Helen O’Callaghan finds out how young children learn to share.
GETTING your young child to share can be a challenge — and for three reasons, says Laura Haugh, mum-in-residence at MummyPages.ie: “They don’t have a good grasp of time, which makes it harder for them to realise they’ve had a toy for a long time and the other child wants it back. They’re asserting their independence. And they may not have the words to describe how they feel.”
Experts advise bringing the concept of sharing into your child’s consciousness. Get him to share jobs with you such as sorting the laundry or unpacking the groceries. Play cooperative games with him where you each take turns – for example, finding the next piece of the puzzle. When engaged in these activities, mention to your child that what you are doing is sharing the task or game.
“Teach them about give and take, about being respectful and enjoying the activity. Say ‘please’ and ‘thank you’ and have them do so too. They will then have a greater understanding when it comes to sharing toys.”
It’s good to explain to your child that sharing doesn’t mean giving something away. Point out that there are benefits to sharing and get them to swap toys. Use an egg-timer to help children see that each gets a turn for a period of time. Show your child understanding, says Haugh.
“Say ‘I understand you were playing with that and you don’t want to give it to your friend. But they want to have it just for a little while and they’ll ask you nicely for it. Remind him of a time when he wanted a coveted toy and he got to play with it.”
Haugh is mum to James, five, and Lucy, three, and says it can be hard for younger and older siblings to be good at sharing.
“When the older child is playing with a toy that’s too advanced for the younger, yet the smaller child wants to participate — it can seem like he’s wrecking the game.”
She explains to the older child that his little sibling just thinks he’s brilliant and wants to spend time with him. “It is reasonable for the older child to have some toys that are off-limits to the younger one. Encourage him to play with those when the little child is napping. Get children to ask for permission to use another’s toy rather than just taking things.”
She recommends encouraging your child to ask you politely if he wants to have a go on your laptop or iPhone. Then ask him to do something for you so he knows there’s give and take.
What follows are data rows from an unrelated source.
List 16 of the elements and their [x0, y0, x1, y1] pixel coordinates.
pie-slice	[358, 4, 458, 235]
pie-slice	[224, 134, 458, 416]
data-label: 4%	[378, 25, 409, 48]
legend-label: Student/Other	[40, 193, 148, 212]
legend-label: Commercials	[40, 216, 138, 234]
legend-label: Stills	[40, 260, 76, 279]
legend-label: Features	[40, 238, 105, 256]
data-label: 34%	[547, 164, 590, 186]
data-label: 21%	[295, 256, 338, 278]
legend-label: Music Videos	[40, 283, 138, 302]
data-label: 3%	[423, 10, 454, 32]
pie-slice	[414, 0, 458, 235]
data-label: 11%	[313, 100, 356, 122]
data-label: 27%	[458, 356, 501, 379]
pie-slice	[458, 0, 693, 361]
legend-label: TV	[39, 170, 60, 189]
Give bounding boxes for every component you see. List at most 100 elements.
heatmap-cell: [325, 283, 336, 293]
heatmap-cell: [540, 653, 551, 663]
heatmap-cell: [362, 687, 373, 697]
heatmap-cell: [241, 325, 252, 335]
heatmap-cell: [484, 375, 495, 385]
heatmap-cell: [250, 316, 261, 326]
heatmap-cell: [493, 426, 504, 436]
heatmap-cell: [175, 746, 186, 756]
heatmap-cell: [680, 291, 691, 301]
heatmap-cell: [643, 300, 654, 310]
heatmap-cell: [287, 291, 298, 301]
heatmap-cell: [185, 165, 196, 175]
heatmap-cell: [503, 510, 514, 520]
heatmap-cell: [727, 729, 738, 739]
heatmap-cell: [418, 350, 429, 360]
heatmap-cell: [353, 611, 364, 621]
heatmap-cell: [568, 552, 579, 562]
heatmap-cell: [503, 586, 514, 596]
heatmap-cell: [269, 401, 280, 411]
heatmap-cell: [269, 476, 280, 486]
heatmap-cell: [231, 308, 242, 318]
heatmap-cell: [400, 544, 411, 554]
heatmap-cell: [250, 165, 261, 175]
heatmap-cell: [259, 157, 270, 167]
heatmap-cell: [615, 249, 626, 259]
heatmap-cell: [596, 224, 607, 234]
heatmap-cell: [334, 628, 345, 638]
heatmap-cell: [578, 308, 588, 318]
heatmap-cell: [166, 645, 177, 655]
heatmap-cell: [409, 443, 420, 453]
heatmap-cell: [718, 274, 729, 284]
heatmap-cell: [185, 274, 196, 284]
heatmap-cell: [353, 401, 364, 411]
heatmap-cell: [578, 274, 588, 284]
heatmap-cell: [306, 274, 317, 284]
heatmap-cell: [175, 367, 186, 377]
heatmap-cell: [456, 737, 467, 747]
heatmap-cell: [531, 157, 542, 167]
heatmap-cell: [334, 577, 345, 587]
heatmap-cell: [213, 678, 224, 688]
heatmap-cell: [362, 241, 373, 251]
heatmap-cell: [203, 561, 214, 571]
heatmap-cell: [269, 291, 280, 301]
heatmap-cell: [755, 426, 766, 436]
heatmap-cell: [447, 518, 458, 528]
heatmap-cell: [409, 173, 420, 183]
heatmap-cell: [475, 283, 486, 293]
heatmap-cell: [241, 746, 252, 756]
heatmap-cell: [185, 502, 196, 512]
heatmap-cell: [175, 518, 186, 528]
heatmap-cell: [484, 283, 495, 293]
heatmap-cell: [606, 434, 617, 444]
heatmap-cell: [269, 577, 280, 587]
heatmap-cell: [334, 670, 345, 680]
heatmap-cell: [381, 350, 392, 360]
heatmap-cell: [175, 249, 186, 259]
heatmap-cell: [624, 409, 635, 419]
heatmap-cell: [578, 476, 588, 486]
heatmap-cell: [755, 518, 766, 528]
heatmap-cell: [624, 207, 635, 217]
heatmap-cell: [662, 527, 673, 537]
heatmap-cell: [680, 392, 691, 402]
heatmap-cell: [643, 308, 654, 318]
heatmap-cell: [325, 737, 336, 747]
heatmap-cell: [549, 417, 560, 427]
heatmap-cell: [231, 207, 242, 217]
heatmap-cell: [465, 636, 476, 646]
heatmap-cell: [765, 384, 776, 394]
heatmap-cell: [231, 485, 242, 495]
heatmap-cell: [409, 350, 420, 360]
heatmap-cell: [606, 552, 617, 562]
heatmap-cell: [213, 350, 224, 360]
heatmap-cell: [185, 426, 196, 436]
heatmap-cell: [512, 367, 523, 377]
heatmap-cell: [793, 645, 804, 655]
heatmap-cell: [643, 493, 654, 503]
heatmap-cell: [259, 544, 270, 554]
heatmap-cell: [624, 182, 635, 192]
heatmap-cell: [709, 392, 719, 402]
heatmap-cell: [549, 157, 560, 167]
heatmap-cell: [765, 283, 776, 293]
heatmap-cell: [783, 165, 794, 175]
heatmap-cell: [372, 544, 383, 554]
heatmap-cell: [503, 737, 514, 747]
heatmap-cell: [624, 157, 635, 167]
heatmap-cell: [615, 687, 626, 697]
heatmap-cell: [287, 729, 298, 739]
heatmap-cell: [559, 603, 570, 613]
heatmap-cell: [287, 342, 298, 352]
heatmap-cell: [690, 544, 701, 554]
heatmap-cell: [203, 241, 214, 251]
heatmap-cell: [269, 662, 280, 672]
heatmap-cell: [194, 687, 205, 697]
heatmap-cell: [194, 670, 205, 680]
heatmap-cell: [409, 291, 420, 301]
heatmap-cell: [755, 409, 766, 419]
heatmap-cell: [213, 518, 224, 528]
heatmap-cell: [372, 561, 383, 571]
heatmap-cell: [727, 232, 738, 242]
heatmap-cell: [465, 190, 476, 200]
Teach your child to share by modelling sharing — let him see you dividing a cake between you and him, or teaming up with your partner to do household chores.
* Help child to verbalise his feelings – ask him what’s wrong if he’s reluctant to share on a particular day.
* Respect child’s right not to want to share a few really special toys with a play-date.
* Keep such toys out of view but say you’ll expect him to share all other toys.
* Praise child when he shares – ‘I loved the way you shared your truck with Joe.